During the race, a third driver, Spud Connors, wrecks and dies from immolation. Driving lap after lap through the flames while blaming himself for the accident, Joe loses his will to race. Eddie goes on to win. Afterward, Joe's career plummets as Eddie's rises. The power of love eventually triumphs, and Joe's career and his relationships with Eddie and Lee are rehabilitated.

==Production==
The Crowd Roars is loosely based on the play The Barker: A Play of Carnival Life by Kenyon Nicholson. Hawks developed the script with Seton Miller for their eighth and final collaboration and the script was by Miller, Kubec Glasmon, John Bright and Niven Busch. Blondell and Dvorak initially were cast in each other's roles but swapped after a few days of shooting. Shooting began on December 7, 1931, at Legion Ascot Speedway and wrapped on February 1, 1932. Hawks used real race car drivers in the film, including the 1930 Indianapolis 500 winner, Billy Arnold.

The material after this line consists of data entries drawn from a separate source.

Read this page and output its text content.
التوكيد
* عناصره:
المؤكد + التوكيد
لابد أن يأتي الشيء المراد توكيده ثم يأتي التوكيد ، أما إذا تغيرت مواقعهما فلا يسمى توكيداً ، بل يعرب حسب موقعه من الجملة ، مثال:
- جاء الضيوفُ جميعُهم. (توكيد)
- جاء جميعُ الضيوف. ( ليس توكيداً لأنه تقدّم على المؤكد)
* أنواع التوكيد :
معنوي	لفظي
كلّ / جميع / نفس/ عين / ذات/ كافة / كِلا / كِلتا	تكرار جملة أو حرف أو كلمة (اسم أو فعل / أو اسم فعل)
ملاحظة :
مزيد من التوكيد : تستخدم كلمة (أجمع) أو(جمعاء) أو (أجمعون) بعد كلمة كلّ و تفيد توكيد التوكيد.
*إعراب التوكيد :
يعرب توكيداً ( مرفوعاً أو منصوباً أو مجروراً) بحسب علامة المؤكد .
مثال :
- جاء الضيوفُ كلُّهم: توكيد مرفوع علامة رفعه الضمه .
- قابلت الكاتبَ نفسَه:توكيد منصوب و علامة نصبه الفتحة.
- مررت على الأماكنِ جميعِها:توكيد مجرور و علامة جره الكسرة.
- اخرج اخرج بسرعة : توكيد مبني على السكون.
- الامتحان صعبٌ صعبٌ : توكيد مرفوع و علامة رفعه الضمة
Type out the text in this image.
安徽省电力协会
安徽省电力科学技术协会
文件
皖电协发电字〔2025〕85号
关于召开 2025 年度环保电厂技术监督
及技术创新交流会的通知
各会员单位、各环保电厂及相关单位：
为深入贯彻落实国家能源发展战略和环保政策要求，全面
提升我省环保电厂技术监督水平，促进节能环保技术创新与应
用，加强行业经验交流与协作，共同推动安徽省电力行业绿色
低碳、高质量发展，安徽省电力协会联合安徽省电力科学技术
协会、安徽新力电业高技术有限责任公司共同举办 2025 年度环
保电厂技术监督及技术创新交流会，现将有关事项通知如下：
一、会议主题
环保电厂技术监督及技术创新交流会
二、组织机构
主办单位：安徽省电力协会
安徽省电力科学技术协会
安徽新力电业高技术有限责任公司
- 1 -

Certain scenes were filmed at the now defunct Nutley Velodrome racetrack in Nutley, New Jersey, with Harry Hartz standing in for James Cagney. In original prints of the film, the big racing scene at the end was printed on tinted "Inferno" stock. A French-language version, La foule hurle, starring Jean Gabin, was produced in 1932. Warner Bros. remade The Crowd Roars in 1939 as Indianapolis Speedway.

==Box office==
According to Warner Bros records, the film earned $524,000 domestically and $245,000 foreign.